Deswegen ist es für die europäischen NATO-Partner wichtig, sich den NATO-Vereinbarungen entsprechend stärker für die gemeinsame Einsatz- und Verteidigungsfähigkeit der NATO einzusetzen, weil nur sie eine hinreichende Bündnisverteidigung Europas gewährleisten kann. Deswegen darf es keine kostenintensiven und bürokratischen sicherheitspolitischen EU-Strukturen geben. Denn alles was die NATO derzeit schwächt und beeinträchtigt, ist unserer Sicherheit abträglich!

 Solange die EU ihren derzeit desolaten und maroden Zustand eingeschränkter Entscheidungsfähigkeit und mangelnder Durchsetzungsmöglichkeiten durch grundlegende Strukturreformen nicht überwunden hat, sollte sie als politische  Organisation den engen sicherheitspolitischen Schulterschluss mit der NATO suchen und mit ihren gemeinsamen Mitgliedern den europäischen Beitrag zur NATO erheblich verstärken. Solche Anstrengungen machen dann auch für die USA ihren Verbleib im transatlantischen Bündnis attraktiver.

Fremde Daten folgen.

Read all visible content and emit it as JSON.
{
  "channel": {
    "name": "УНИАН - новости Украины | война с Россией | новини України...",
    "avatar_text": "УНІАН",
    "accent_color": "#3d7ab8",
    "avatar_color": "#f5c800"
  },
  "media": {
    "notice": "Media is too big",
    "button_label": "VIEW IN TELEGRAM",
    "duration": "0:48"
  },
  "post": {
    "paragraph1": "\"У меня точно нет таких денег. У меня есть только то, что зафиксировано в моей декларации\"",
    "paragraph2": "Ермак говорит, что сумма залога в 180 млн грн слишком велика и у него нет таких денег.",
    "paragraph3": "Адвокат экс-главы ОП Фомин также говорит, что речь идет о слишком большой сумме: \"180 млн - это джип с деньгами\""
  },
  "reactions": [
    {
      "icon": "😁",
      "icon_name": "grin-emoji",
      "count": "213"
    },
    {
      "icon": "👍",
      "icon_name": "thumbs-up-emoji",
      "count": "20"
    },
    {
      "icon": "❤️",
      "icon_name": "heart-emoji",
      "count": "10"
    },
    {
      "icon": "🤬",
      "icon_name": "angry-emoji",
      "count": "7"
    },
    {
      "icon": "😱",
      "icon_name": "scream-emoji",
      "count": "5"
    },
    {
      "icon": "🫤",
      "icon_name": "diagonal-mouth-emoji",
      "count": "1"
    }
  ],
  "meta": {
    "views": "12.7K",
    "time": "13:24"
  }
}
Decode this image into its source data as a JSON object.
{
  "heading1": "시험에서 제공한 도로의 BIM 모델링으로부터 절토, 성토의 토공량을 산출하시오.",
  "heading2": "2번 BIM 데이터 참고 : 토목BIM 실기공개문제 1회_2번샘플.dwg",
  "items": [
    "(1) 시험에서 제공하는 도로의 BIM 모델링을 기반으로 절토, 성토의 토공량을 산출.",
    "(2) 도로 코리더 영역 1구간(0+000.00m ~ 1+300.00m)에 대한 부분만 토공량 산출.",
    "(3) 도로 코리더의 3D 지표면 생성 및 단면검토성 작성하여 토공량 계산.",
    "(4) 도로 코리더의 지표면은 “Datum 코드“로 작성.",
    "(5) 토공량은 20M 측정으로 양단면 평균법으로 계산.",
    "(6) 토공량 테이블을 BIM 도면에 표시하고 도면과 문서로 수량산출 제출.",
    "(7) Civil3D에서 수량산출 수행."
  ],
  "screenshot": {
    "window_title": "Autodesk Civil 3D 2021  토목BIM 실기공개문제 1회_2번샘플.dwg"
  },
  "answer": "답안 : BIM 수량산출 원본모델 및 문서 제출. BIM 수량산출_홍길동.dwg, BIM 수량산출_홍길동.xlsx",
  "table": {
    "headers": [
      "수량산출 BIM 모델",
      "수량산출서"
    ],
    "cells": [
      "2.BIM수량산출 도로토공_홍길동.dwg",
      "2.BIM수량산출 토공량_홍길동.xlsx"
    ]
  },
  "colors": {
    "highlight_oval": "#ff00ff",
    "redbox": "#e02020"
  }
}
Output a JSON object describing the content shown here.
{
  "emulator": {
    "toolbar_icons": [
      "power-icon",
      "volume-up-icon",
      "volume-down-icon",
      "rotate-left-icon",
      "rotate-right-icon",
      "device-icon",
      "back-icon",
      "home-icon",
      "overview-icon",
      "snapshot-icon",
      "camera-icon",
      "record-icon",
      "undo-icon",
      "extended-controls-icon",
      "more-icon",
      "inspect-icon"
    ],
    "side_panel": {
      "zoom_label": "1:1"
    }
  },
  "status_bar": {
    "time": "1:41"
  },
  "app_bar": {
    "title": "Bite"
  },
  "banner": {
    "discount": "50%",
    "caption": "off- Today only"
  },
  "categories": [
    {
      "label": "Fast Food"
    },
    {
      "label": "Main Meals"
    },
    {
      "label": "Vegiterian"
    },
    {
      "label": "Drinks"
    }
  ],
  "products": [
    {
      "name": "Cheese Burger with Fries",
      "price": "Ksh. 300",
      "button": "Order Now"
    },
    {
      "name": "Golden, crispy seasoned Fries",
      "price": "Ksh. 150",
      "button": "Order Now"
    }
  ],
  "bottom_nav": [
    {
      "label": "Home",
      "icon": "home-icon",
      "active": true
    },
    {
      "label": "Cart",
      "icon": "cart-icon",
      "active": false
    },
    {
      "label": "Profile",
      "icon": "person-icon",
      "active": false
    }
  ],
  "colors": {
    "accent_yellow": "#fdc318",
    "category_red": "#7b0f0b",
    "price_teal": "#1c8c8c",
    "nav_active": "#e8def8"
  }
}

Durch den Brexit wird die EU geschwächt, die NATO wird außen- und sicherheitspolitisch dadurch nicht beeinträchtigt. Auch deswegen bleibt die NATO mittelfristig der einzige glaubwürdige und handlungsfähige Garant der äußeren Sicherheit und Verteidigung Europas, den die europäischen Mitglieder nach Kräften und schwerpunktmäßig stärken müssen. Die EU muss erst einmal ihre Hausaufgaben machen und nach langen Jahren endlich eine gemeinsame Außen- und Sicherheitspolitik definieren und sich auf dieser Grundlage - die NATO unterstützend - einbringen.